If a feature cannot be added at an edge, how can you design it to minimize the complexity? (Ideally, you could even unify existing systems in such a way that the overall complexity of the compiler is lower at the end.)
It is important to have some idea of how any feature would be implemented against future back ends.
Some features may be difficult to implement in other languages.

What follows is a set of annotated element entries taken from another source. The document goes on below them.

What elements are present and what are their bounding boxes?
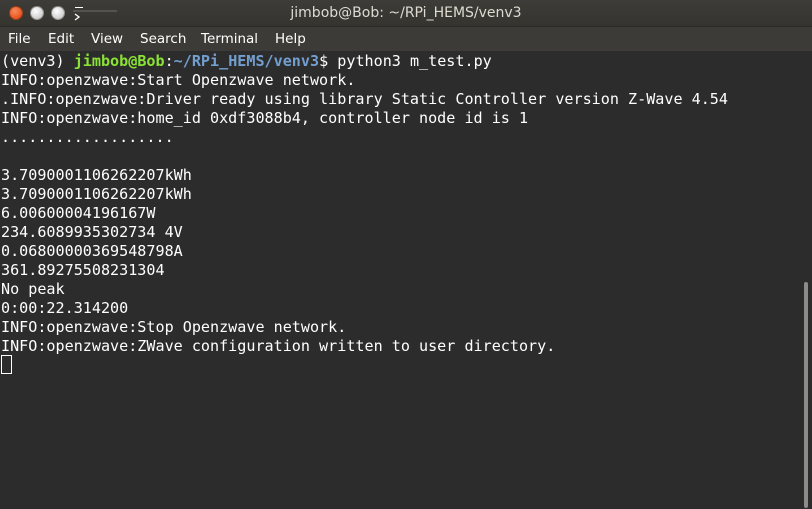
- prompt-command: python3 m_test.py: [337, 52, 492, 70]
- output-line: INFO:openzwave:Stop Openzwave network.: [1, 318, 347, 336]
- menu-help[interactable]: Help: [275, 27, 306, 51]
- output-line: No peak: [1, 280, 65, 298]
- title-bar: jimbob@Bob: ~/RPi_HEMS/venv3: [0, 0, 812, 27]
- output-line: INFO:openzwave:ZWave configuration writt…: [1, 337, 556, 355]
- output-line: INFO:openzwave:Start Openzwave network.: [1, 71, 356, 89]
- menu-terminal[interactable]: Terminal: [201, 27, 258, 51]
- output-line: 0.06800000369548798A: [1, 242, 183, 260]
- output-line: 234.6089935302734 4V: [1, 223, 183, 241]
- scrollbar-thumb[interactable]: [804, 282, 808, 508]
- text-cursor: [1, 355, 12, 374]
- output-line: 3.7090001106262207kWh: [1, 185, 192, 203]
- menu-edit[interactable]: Edit: [48, 27, 74, 51]
- menu-search[interactable]: Search: [140, 27, 186, 51]
- output-line: ...................: [1, 128, 174, 146]
- window-title: jimbob@Bob: ~/RPi_HEMS/venv3: [290, 5, 522, 21]
- prompt-colon: :: [164, 52, 174, 70]
- prompt-line: (venv3) jimbob@Bob:~/RPi_HEMS/venv3$ pyt…: [1, 52, 492, 71]
- menu-bar: File Edit View Search Terminal Help: [0, 27, 812, 51]
- prompt-symbol: $: [319, 52, 338, 70]
- menu-view[interactable]: View: [91, 27, 123, 51]
- output-line: 0:00:22.314200: [1, 299, 129, 317]
- output-line: 6.00600004196167W: [1, 204, 156, 222]
- terminal-output[interactable]: (venv3) jimbob@Bob:~/RPi_HEMS/venv3$ pyt…: [0, 51, 812, 509]
- prompt-path: ~/RPi_HEMS/venv3: [173, 52, 320, 70]
- prompt-user-host: jimbob@Bob: [73, 52, 165, 70]
- menu-file[interactable]: File: [8, 27, 31, 51]
- output-line: 3.7090001106262207kWh: [1, 166, 192, 184]
- prompt-venv: (venv3): [1, 52, 74, 70]
- output-line: INFO:openzwave:home_id 0xdf3088b4, contr…: [1, 109, 529, 127]
- output-line: .INFO:openzwave:Driver ready using libra…: [1, 90, 728, 108]
- output-line: 361.89275508231304: [1, 261, 165, 279]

For example, Python does not have a native switch
statement, so any switch
-like feature in Emboss may be awkward to implement — but this does not necessarily mean that Emboss should not have a switch
.
As a rule of thumb, languages can be grouped into tiers:
(It may be difficult to classify some languages, such as FORTRAN, which is still hanging around in 2024.)
Remember that other back ends may have different requirements and guarantees than the C++ back end: for example, it would be unreasonable for a Java back end to promise “no dynamic memory allocation.”
These back ends would translate binary structures into alternate representations that are easier for some tools to use: for example, Google has many, many tools for processing Protocol Buffers, and JSON is popular in the open-source world.
Most other formats have limitations that may make some kinds of Emboss constructs difficult or impossible to correctly reproduce: for example, Emboss already supports “infinitely nested” struct
types, like:
struct Foo: 0 [+10] Foo child_foo
Formats like Protobuf or JSON, which do not have any way of representing loops in their data graph, cannot handle this.
Until the most recent versions of Protobuf, mismatches between Protobuf enum
and Emboss enum
made it functionally impossible to map any Emboss enum
types onto Protobuf enum
types: Emboss enum
types are open (allow any value, even ones that are not listed in the enum
), where all Protobuf enum
types were closed (only allowed known values). (The most recent Protobuf versions, Proto3 and Editions, allow you to have open enum
types.)
Generally, it is not worth blocking an Emboss feature because of these kinds of mismatches, but it is worth thinking about how to avoid them, if possible.
These back ends would translate .emb
files to a form of human-readable documentation, intended for publication on a web site, in an RFC, or as part of a PDF datasheet. This type of back end is the motivation for having both --
documentation blocks and #
comments in Emboss.
Since the output from these back ends would be intended for human consumption, for the most part you would only need to ensure that your feature can be understood by humans.